With a due respect ,I would suggest you try to modify that army knife in a simpler fashion. You can only tackle so much when you are not skilled yet. Do the antler handle by drilling it out and epoxying the tang in. That is how 99% of the makers here do it. Later on, after you have acquired more skill, you can practice wire inlay in wooden handles, and move on to engraving. Then you can try inlay in ivory and bone. It may take many years to acquire these skills.
My first suggestion would be to get several good books on knifemaking. Read them cover to cover (two or three times).
I know it seems easier to just post a question, but without the basis of knowing what the processes are, you may not be able to utilize a simple answer to your post.

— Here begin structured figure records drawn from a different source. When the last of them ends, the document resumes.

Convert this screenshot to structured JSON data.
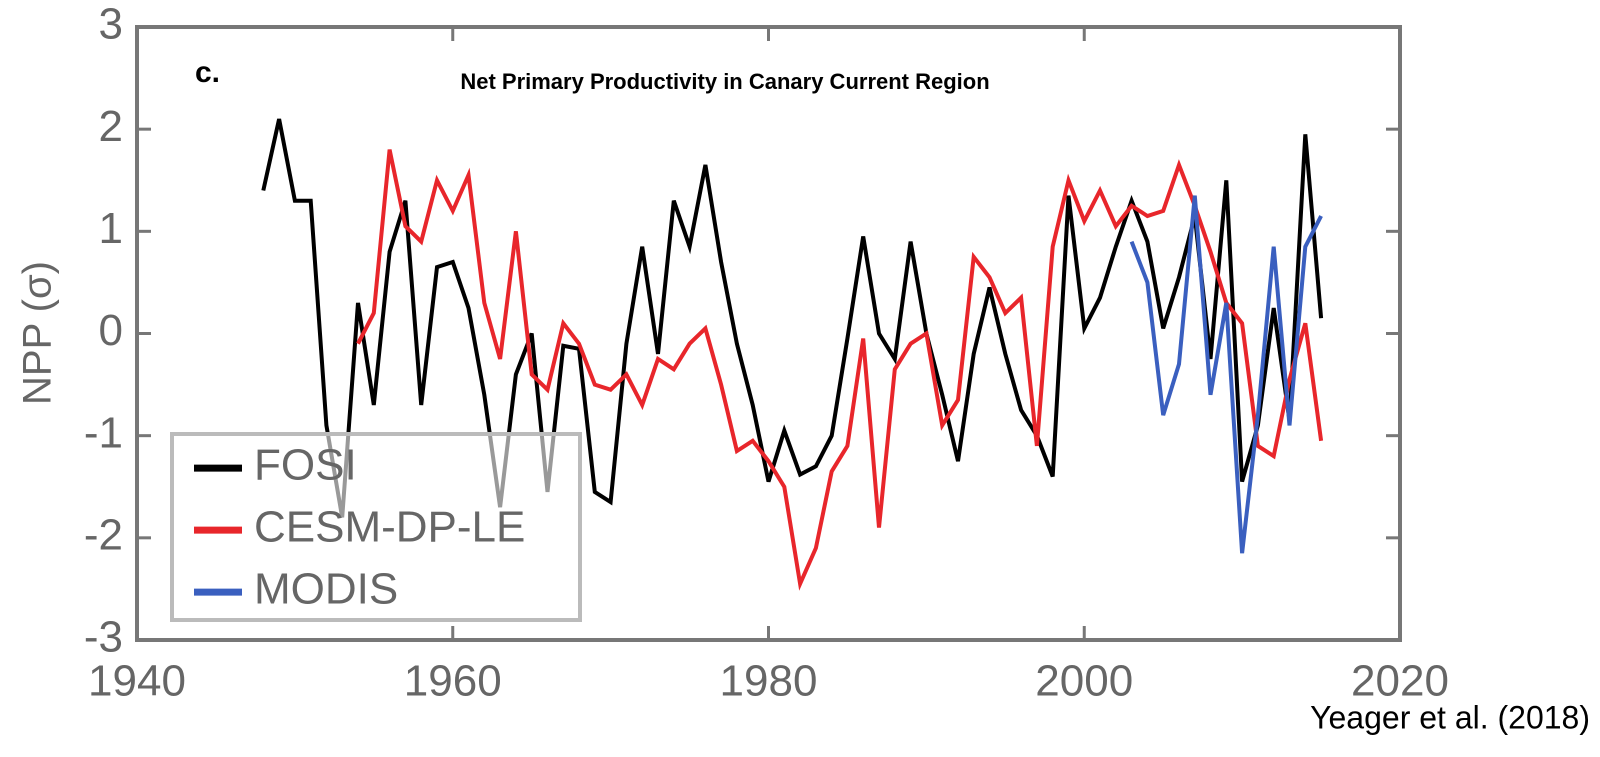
{
  "chart_data": {
    "type": "line",
    "panel_label": "c.",
    "title": "Net Primary Productivity in Canary Current Region",
    "y_label": "NPP (σ)",
    "source": "Yeager et al. (2018)",
    "x": [
      1948,
      1949,
      1950,
      1951,
      1952,
      1953,
      1954,
      1955,
      1956,
      1957,
      1958,
      1959,
      1960,
      1961,
      1962,
      1963,
      1964,
      1965,
      1966,
      1967,
      1968,
      1969,
      1970,
      1971,
      1972,
      1973,
      1974,
      1975,
      1976,
      1977,
      1978,
      1979,
      1980,
      1981,
      1982,
      1983,
      1984,
      1985,
      1986,
      1987,
      1988,
      1989,
      1990,
      1991,
      1992,
      1993,
      1994,
      1995,
      1996,
      1997,
      1998,
      1999,
      2000,
      2001,
      2002,
      2003,
      2004,
      2005,
      2006,
      2007,
      2008,
      2009,
      2010,
      2011,
      2012,
      2013,
      2014,
      2015
    ],
    "series": [
      {
        "name": "FOSI",
        "color": "#000000",
        "values": [
          1.4,
          2.1,
          1.3,
          1.3,
          -0.9,
          -1.8,
          0.3,
          -0.7,
          0.8,
          1.3,
          -0.7,
          0.65,
          0.7,
          0.25,
          -0.6,
          -1.7,
          -0.4,
          0.0,
          -1.55,
          -0.12,
          -0.15,
          -1.55,
          -1.65,
          -0.1,
          0.85,
          -0.2,
          1.3,
          0.85,
          1.65,
          0.7,
          -0.1,
          -0.7,
          -1.45,
          -0.95,
          -1.38,
          -1.3,
          -1.0,
          -0.05,
          0.95,
          0.0,
          -0.25,
          0.9,
          0.0,
          -0.6,
          -1.25,
          -0.2,
          0.45,
          -0.2,
          -0.75,
          -1.0,
          -1.4,
          1.35,
          0.05,
          0.35,
          0.85,
          1.3,
          0.9,
          0.05,
          0.55,
          1.15,
          -0.25,
          1.5,
          -1.45,
          -0.9,
          0.25,
          -0.85,
          1.95,
          0.15
        ]
      },
      {
        "name": "CESM-DP-LE",
        "color": "#e8262b",
        "values": [
          null,
          null,
          null,
          null,
          null,
          null,
          -0.1,
          0.2,
          1.8,
          1.05,
          0.9,
          1.5,
          1.2,
          1.55,
          0.3,
          -0.25,
          1.0,
          -0.4,
          -0.55,
          0.1,
          -0.1,
          -0.5,
          -0.55,
          -0.4,
          -0.7,
          -0.25,
          -0.35,
          -0.1,
          0.05,
          -0.5,
          -1.15,
          -1.05,
          -1.25,
          -1.5,
          -2.45,
          -2.1,
          -1.35,
          -1.1,
          -0.05,
          -1.9,
          -0.35,
          -0.1,
          0.0,
          -0.9,
          -0.65,
          0.75,
          0.55,
          0.2,
          0.35,
          -1.1,
          0.85,
          1.5,
          1.1,
          1.4,
          1.05,
          1.25,
          1.15,
          1.2,
          1.65,
          1.25,
          0.8,
          0.3,
          0.1,
          -1.1,
          -1.2,
          -0.45,
          0.1,
          -1.05
        ]
      },
      {
        "name": "MODIS",
        "color": "#3a5fbf",
        "values": [
          null,
          null,
          null,
          null,
          null,
          null,
          null,
          null,
          null,
          null,
          null,
          null,
          null,
          null,
          null,
          null,
          null,
          null,
          null,
          null,
          null,
          null,
          null,
          null,
          null,
          null,
          null,
          null,
          null,
          null,
          null,
          null,
          null,
          null,
          null,
          null,
          null,
          null,
          null,
          null,
          null,
          null,
          null,
          null,
          null,
          null,
          null,
          null,
          null,
          null,
          null,
          null,
          null,
          null,
          null,
          0.9,
          0.5,
          -0.8,
          -0.3,
          1.35,
          -0.6,
          0.3,
          -2.15,
          -0.8,
          0.85,
          -0.9,
          0.85,
          1.15
        ]
      }
    ],
    "xlim": [
      1940,
      2020
    ],
    "xticks": [
      1940,
      1960,
      1980,
      2000,
      2020
    ],
    "ylim": [
      -3,
      3
    ],
    "yticks": [
      -3,
      -2,
      -1,
      0,
      1,
      2,
      3
    ],
    "grid": false,
    "legend": "lower left"
  }
}
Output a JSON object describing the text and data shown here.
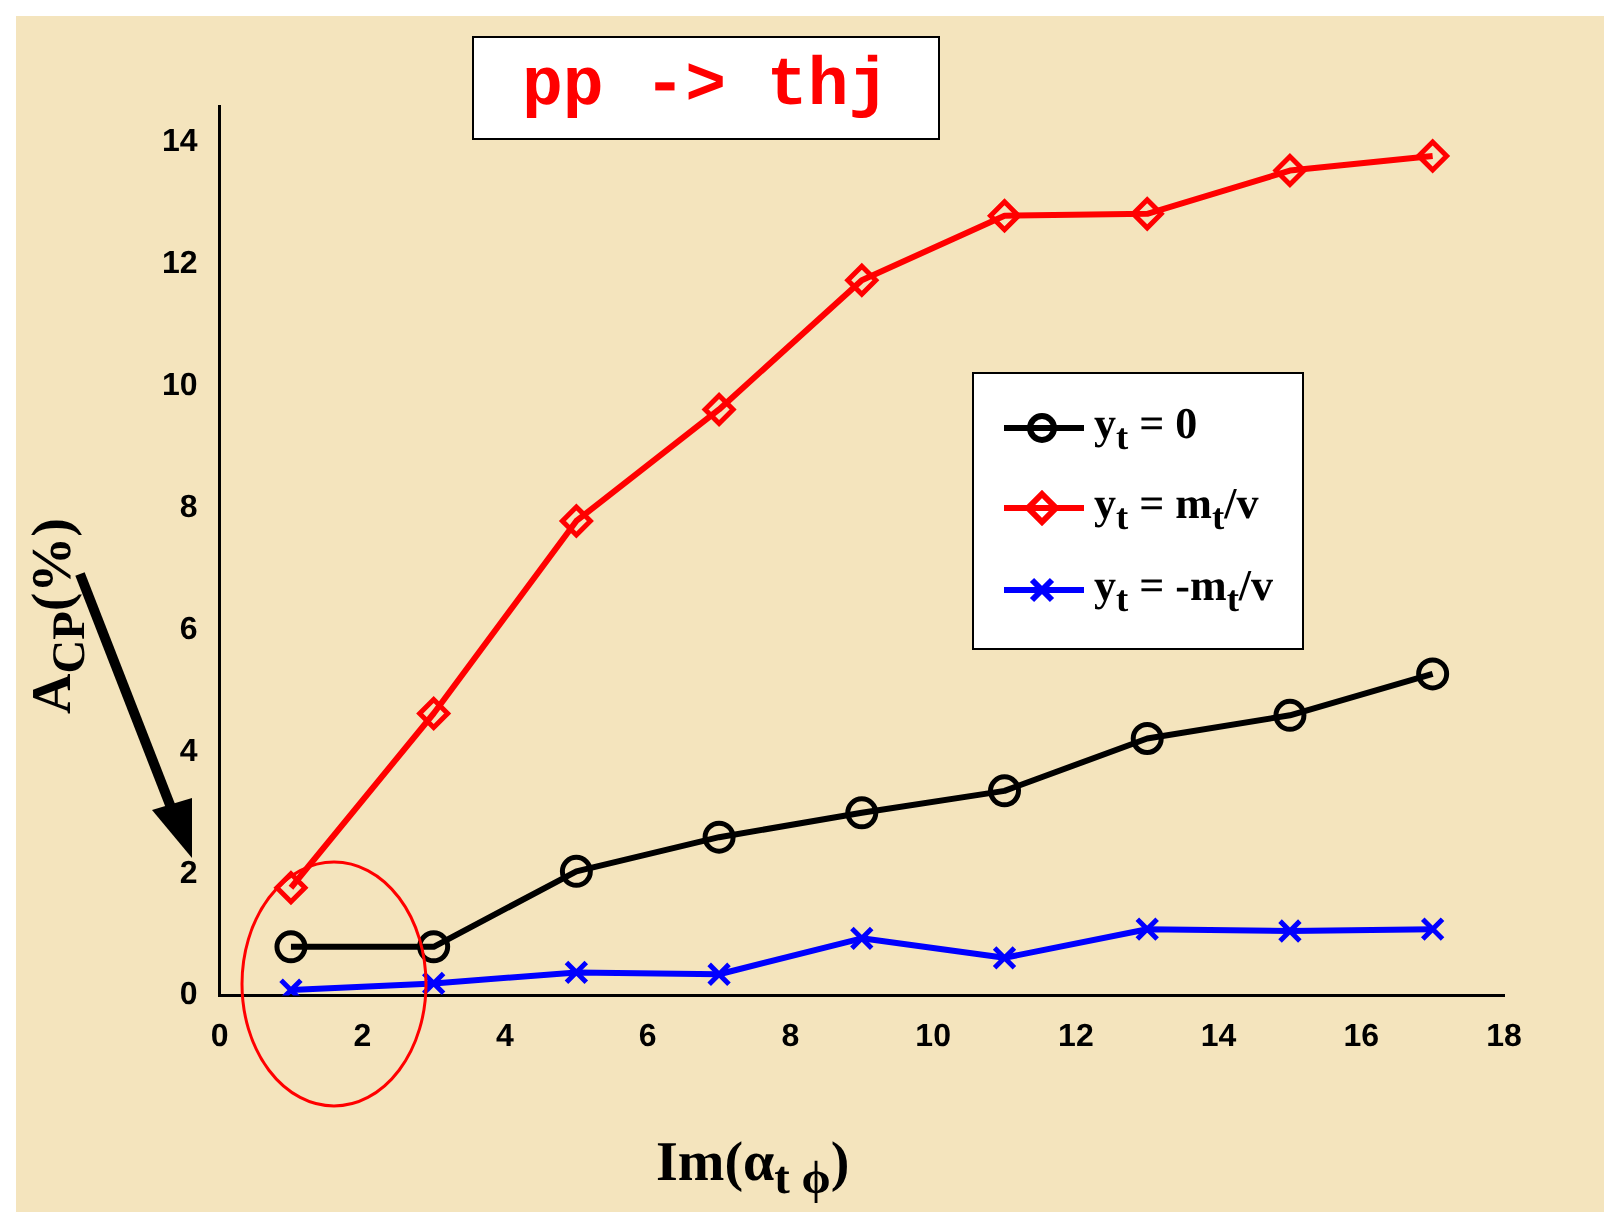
{
  "chart_data": {
    "type": "line",
    "title": "pp -> thj",
    "xlabel": "Im(α$_{t ϕ}$)",
    "ylabel": "A$_{CP}$(%)",
    "x": [
      1,
      3,
      5,
      7,
      9,
      11,
      13,
      15,
      17
    ],
    "series": [
      {
        "name": "y$_{t}$ = 0",
        "color": "#000000",
        "marker": "circle",
        "values": [
          0.8,
          0.8,
          2.04,
          2.6,
          3.0,
          3.36,
          4.22,
          4.6,
          5.28
        ]
      },
      {
        "name": "y$_{t}$ = m$_{t}$/v",
        "color": "#ff0000",
        "marker": "diamond",
        "values": [
          1.77,
          4.63,
          7.79,
          9.62,
          11.74,
          12.8,
          12.83,
          13.54,
          13.78
        ]
      },
      {
        "name": "y$_{t}$ = -m$_{t}$/v",
        "color": "#0000ff",
        "marker": "cross",
        "values": [
          0.09,
          0.2,
          0.38,
          0.35,
          0.94,
          0.62,
          1.09,
          1.06,
          1.09
        ]
      }
    ],
    "xlim": [
      0,
      18
    ],
    "xticks": [
      0,
      2,
      4,
      6,
      8,
      10,
      12,
      14,
      16,
      18
    ],
    "ylim": [
      0,
      14.6
    ],
    "yticks": [
      0,
      2,
      4,
      6,
      8,
      10,
      12,
      14
    ],
    "grid": false,
    "legend": "right",
    "line_style": "solid"
  }
}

BTW, filling out your profile helps us give better answers.

Also, welcome to the forums.
Stacy
 
hello, thank you all guys for a very interesting discussion.Just to add to the knowledge bank here is a link to a rather new video on the subject by a french knife maker "http://video.google.fr/videoplay?docid=-5974521963504305988" it is in french but quite evident to watch
Patrick
 
i see in one of the replies it directs you to a how to article using a hammer and a ground saw blade that will work but i believe using a exacto blade ground to size and inserted into a palm grip round wood handle will give much more precision.
 
well another 6 months learned from this thread . What a excellent site to learn from. So much information my brain may implode but wow its great.